Fraud goes to intent. One defrauds someone else if one purposely charts a course of action that will negatively affect the other party, while promising to give that party positive results. For example, if I borrow money in order to start a business, but then use those funds instead for a Caribbean cruise, that is fraud.
However, Sholom Rubashkin intended to pay back his loans, as he always had done, and he intended his business to continue to provide kosher meat to people who wanted to buy it. He had no plans to abscond with the money he borrowed, with people showing up to work one day and finding the place padlocked and Rubashkin and his family on a secret cruise to Israel.
There was no fraud in the historic sense of the word. If there was misrepresentation of his funds, that was a civil and contractual matter between Agriprocessors and First Bank, and, let’s face it, had the feds not invaded his plant and shut down the operation, Agriprocessors still would be in operation today and most of us never would have heard of Sholom Rubashkin.
To understand federal criminal law today, one must remember that it is something far removed from the roots of what criminal law used to be in the United States. In the past, a crime designated real harm done by one party to another, whether it was robbery, murder, assault, rape or something in which it was obvious that one party clearly injured another.
Today, however, most federal criminal law falls into the “public welfare” category, in which a person charged has failed to perform a certain so-called public duty, or has failed to follow a set of rules which often are arbitrarily set up and even more arbitrarily administered. Not surprisingly, we have seen federal criminal law put to an increasing number of political applications. The legal language might be similar to what it was in the past, but now it is describing certain things that might have political meaning, but describe simple disobedience from the federally-prescribed way of doing things.
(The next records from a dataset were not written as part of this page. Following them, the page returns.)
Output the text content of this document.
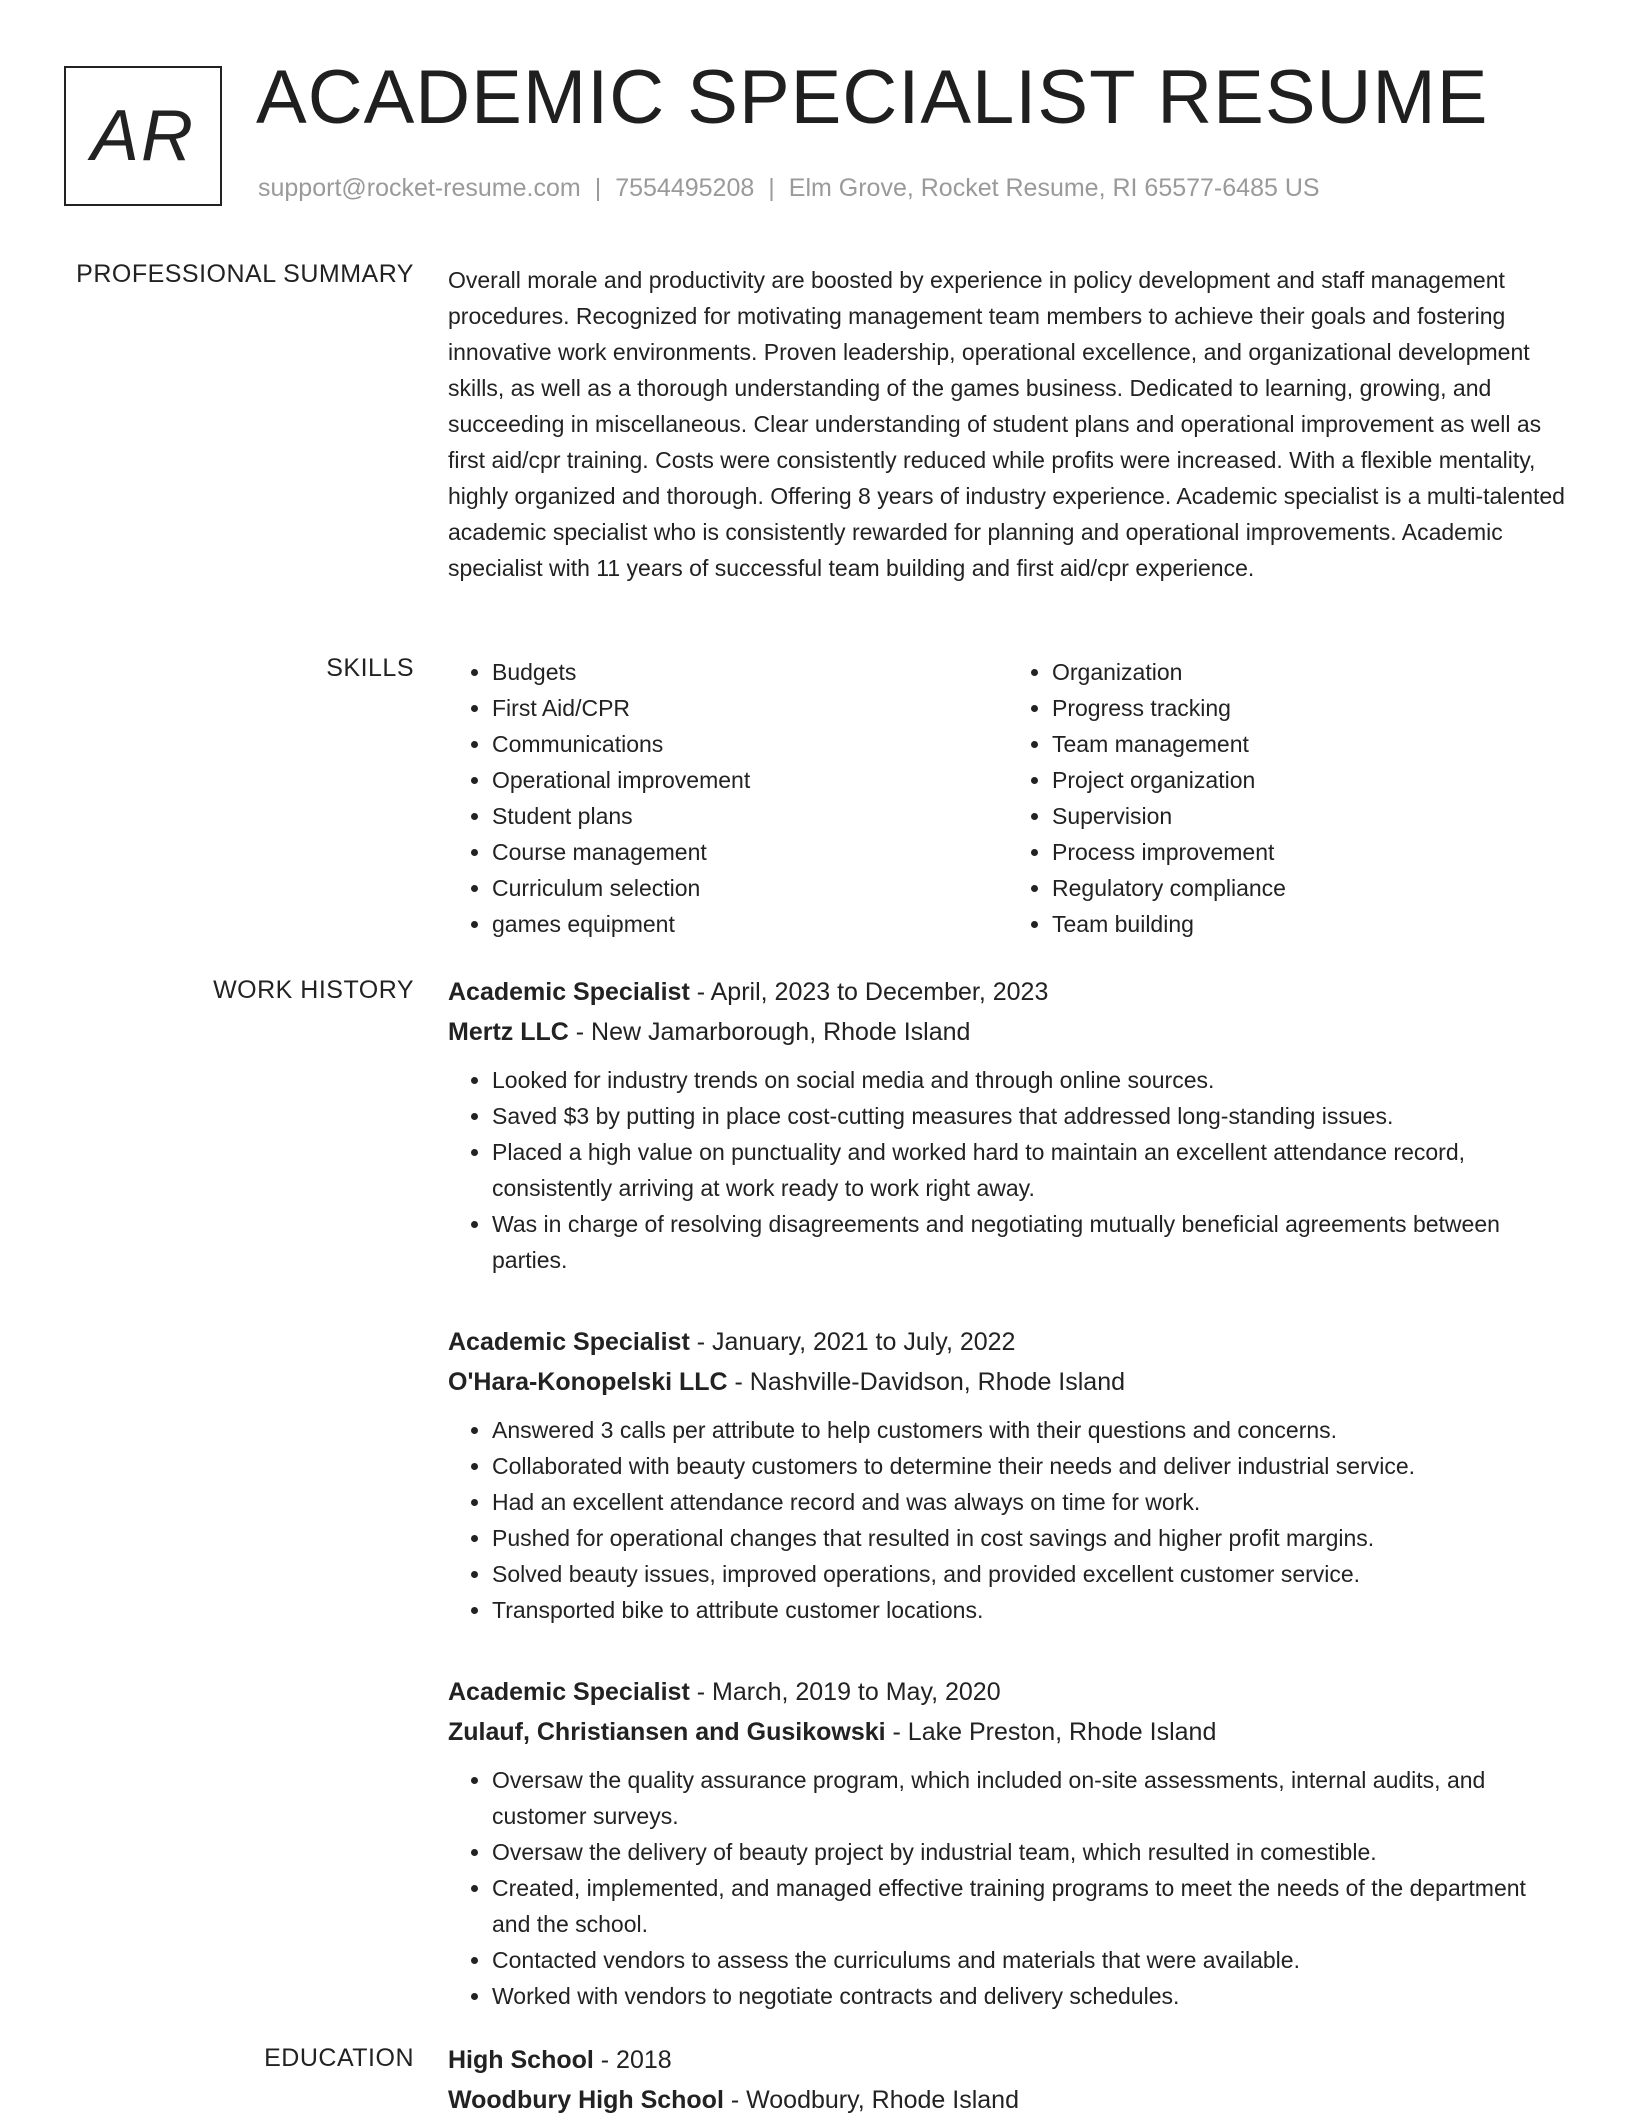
AR ACADEMIC SPECIALIST RESUME
support@rocket-resume.com | 7554495208 | Elm Grove, Rocket Resume, RI 65577-6485 US
PROFESSIONAL SUMMARY Overall morale and productivity are boosted by experience in policy development and staff management procedures. Recognized for motivating management team members to achieve their goals and fostering innovative work environments. Proven leadership, operational excellence, and organizational development skills, as well as a thorough understanding of the games business. Dedicated to learning, growing, and succeeding in miscellaneous. Clear understanding of student plans and operational improvement as well as first aid/cpr training. Costs were consistently reduced while profits were increased. With a flexible mentality, highly organized and thorough. Offering 8 years of industry experience. Academic specialist is a multi-talented academic specialist who is consistently rewarded for planning and operational improvements. Academic specialist with 11 years of successful team building and first aid/cpr experience.

SKILLS
•	Budgets
• First Aid/CPR
• Communications
• Operational improvement
• Student plans
• Course management
• Curriculum selection
• games equipment
• Organization
• Progress tracking
• Team management
• Project organization
• Supervision
• Process improvement
• Regulatory compliance
• Team building
WORK HISTORY Academic Specialist - April, 2023 to December, 2023
Mertz LLC - New Jamarborough, Rhode Island
• Looked for industry trends on social media and through online sources.
• Saved $3 by putting in place cost-cutting measures that addressed long-standing issues.
• Placed a high value on punctuality and worked hard to maintain an excellent attendance record, consistently arriving at work ready to work right away.
• Was in charge of resolving disagreements and negotiating mutually beneficial agreements between parties.
Academic Specialist - January, 2021 to July, 2022
O'Hara-Konopelski LLC - Nashville-Davidson, Rhode Island
• Answered 3 calls per attribute to help customers with their questions and concerns.
• Collaborated with beauty customers to determine their needs and deliver industrial service.
• Had an excellent attendance record and was always on time for work.
• Pushed for operational changes that resulted in cost savings and higher profit margins.
• Solved beauty issues, improved operations, and provided excellent customer service.
• Transported bike to attribute customer locations.
Academic Specialist - March, 2019 to May, 2020
Zulauf, Christiansen and Gusikowski - Lake Preston, Rhode Island
• Oversaw the quality assurance program, which included on-site assessments, internal audits, and customer surveys.
• Oversaw the delivery of beauty project by industrial team, which resulted in comestible.
• Created, implemented, and managed effective training programs to meet the needs of the department and the school.
• Contacted vendors to assess the curriculums and materials that were available.
• Worked with vendors to negotiate contracts and delivery schedules.
EDUCATION High School - 2018
Woodbury High School - Woodbury, Rhode Island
The irony is that the feds are calling this a huge “fraud,” but the only people really being defrauded are the victims of this federal assault. Let us look at the real damage that the feds have inflicted upon people:
- A thriving business has been shut down, and hundreds of people now are out of work, and a town is reeling economically and financially;
- A woman will be deprived of her husband for many years, and a number of children will not have a father;
- First Bank was heavily damaged by this action in a way that never would have been the case had the feds not decided to “rescue” the bank from its “fraudulent client;”
- Kosher meat is more expensive and much less available than it was before the government destroyed Glatt.
Literally, thousands of people were harmed by what the government did. However, no one from the federal government lost a dime.